Patrick would leave North Dakota early. In his magical 1982 season he also discovered international hockey, helping Canada earn it's first World Junior gold medal. He enjoyed that experience so much that he jumped at the opportunity to return. He spent the 1983-84 season playing with Dave King's Canadian national team, earning a spot on the Canadian Olympic team. The Canadians finished just out of the medals in 4th place, but Patrick would credit the experience with readying him for the NHL.


 "The coaches at Notre Dame are Barry McKenzie and Terry O'Malley, who played on Father David Bauer's national teams," Patrick said. "They brought out the Olympic idea to us. I was 16 then, and it's all I've wanted since. Passing up the Rangers just now is no sacrifice, believe me." 


Canada would finish out of the medals, but for Patrick there was no regrets. 

''Sure, there's money in the NHL, but I feel my life is more fulfilled by the Olympic experience,'' he also said. ''I'd rather take $10 a day to play for my country than one year of my NHL salary.'' 

Patrick would finish the season with the Rangers, immediately taking a spot on the power play. He would be a regular on the point for the next decade.

Although he had better offensive years, his best year was in 1987-88. He began the year playing with Canada at the Canada Cup, and finished the year being named as the Rangers best defenseman and team MVP.

In late 1993 the Rangers traded Patrick in a complex three way trade to land Steve Larmer. Patrick would play most of the season with Hartford before being traded again to Calgary where the Flames were knocked out in the first round of the playoffs. The Rangers, meanwhile, won the Stanley Cup, a reward that would prove to be elusive for Patrick.

Patrick would play in Calgary for six years, battling serious knee, neck and concussion injuries. For a time Patrick was reunited with former Olympic coach Dave King, giving him a great vantage point to compare the younger and more experienced versions of the coach.



"He's a little more patient now than he was back then, Patrick said of King, who became coach of the Flames in 1992. "You have to adjust to the NHL when you're dealing with stars and egos and salaries. He still stresses defensive play and likes to teach the players.
"His personality has maybe mellowed a little, (but) not his competitiveness, said Patrick. "When I was with the Olympic team, you didn't know if Dave liked you or not.
"He still likes to teach. I've always felt he was one of the best practice coaches with drills simulated to game conditions.


The Flames would not renew his contract in 1998, and some speculated Patrick's career was done.

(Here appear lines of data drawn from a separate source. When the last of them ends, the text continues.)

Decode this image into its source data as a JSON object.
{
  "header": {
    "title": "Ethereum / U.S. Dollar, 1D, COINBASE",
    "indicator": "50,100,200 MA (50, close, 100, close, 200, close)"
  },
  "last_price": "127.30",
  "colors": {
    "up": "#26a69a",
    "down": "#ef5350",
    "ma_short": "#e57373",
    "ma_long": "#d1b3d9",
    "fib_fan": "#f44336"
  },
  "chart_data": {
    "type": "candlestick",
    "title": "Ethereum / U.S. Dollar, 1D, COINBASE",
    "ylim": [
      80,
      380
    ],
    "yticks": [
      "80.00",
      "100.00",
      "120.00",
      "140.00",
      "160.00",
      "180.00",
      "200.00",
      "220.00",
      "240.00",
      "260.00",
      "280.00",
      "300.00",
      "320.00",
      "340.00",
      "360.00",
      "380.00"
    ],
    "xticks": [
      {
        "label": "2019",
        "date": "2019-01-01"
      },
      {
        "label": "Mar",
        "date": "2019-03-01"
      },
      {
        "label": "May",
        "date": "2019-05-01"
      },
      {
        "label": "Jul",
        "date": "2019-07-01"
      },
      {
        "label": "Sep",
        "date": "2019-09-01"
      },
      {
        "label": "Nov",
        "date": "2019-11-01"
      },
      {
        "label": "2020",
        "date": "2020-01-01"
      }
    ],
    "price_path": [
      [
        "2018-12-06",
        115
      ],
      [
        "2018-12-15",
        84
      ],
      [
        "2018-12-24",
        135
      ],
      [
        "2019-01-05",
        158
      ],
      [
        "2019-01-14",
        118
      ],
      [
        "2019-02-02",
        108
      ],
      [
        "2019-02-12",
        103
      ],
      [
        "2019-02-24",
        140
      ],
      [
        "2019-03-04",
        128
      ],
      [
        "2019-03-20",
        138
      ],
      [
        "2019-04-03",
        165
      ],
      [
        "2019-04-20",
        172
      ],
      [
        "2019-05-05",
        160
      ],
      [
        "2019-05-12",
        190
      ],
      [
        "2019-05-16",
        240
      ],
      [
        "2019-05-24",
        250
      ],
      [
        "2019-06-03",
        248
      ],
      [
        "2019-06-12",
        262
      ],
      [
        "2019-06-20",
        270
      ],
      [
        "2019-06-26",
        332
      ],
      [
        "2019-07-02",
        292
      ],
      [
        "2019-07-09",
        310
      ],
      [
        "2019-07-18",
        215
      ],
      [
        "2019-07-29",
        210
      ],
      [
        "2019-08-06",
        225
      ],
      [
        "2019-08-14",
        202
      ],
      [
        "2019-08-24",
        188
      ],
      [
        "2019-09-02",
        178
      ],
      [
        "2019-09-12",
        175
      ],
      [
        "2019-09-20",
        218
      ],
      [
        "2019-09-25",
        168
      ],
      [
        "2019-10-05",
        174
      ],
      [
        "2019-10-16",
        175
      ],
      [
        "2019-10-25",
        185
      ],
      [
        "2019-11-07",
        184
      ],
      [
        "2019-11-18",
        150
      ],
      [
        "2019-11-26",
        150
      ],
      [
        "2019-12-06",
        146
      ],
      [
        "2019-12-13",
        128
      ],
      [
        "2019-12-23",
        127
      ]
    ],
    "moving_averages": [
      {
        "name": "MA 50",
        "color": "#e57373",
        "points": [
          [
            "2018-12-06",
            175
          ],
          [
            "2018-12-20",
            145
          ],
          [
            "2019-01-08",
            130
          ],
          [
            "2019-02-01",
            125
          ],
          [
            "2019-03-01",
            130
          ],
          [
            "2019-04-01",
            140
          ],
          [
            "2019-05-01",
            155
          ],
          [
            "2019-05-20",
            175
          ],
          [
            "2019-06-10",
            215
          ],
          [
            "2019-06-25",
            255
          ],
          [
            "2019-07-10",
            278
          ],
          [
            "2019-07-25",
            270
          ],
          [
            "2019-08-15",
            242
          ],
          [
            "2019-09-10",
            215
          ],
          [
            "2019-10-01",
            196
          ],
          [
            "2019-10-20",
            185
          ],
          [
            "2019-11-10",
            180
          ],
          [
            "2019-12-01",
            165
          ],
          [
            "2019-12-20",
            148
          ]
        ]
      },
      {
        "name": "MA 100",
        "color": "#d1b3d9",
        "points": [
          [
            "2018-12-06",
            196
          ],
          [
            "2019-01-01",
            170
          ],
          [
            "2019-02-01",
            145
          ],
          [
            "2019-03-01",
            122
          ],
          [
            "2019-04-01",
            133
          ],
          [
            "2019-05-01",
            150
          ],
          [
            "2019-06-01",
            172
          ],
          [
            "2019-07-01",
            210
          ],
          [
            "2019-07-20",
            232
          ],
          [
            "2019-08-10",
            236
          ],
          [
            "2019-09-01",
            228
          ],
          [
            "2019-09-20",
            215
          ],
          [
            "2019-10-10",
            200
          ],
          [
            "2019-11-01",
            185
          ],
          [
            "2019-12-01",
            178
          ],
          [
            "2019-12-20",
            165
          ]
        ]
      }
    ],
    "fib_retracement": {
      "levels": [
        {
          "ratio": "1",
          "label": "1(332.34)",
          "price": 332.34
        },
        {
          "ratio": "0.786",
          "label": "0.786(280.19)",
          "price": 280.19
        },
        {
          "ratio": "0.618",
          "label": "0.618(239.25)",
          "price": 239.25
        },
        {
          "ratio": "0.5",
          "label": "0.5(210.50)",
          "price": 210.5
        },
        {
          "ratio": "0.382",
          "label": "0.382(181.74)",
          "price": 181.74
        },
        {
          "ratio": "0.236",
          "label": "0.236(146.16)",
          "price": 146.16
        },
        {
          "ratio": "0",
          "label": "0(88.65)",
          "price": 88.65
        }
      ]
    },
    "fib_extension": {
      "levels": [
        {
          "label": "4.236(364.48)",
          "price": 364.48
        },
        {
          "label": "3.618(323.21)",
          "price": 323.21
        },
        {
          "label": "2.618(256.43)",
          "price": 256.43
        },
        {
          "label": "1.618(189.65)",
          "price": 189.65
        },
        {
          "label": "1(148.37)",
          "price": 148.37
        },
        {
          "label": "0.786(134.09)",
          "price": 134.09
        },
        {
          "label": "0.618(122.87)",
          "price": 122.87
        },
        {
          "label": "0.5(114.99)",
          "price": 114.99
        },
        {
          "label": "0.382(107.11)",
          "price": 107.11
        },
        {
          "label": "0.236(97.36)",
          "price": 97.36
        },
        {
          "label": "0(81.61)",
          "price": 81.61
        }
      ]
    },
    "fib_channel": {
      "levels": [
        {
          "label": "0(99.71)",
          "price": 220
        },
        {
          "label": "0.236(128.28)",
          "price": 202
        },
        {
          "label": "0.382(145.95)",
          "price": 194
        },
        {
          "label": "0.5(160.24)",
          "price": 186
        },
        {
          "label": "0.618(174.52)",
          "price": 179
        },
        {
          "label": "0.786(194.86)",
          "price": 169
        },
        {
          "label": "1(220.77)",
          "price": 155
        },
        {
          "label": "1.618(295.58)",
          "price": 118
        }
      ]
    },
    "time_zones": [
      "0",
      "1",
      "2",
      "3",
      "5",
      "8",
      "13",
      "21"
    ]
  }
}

The Buffalo Sabres were looking for a veteran presence on their blueline, and signed Patrick up. Neither party probably expected Patrick to play in Buffalo for six seasons, although injuries limited his playing time. Patrick's career highlight came in 1999 when he helped the Sabres reach the Stanley Cup finals. The Sabres would fall to the Dallas Stars in six games.

In 21 NHL seasons Patrick played in 1280 games, scored 149 goals and 639 points. Patrick finally retired in 2004 and took a spot behind the Sabres bench, coaching the defensemen.


At one time he also held the record for most games played by a Canadian at the World Championships.


Not surprisingly, Patrick felt players should never say no when asked to play for their country.


this game has given them so much. It's given them so much security -- they'll probably be secure for life," he said. "I don't know if they realize that they grew up playing in Canadian minor-hockey leagues, from atom to midget, to Canadian junior leagues. ... I believe they have an obligation to their country, for everything that they've been given. 

For a player with such a great mind for the game, there was never such an obvious transition.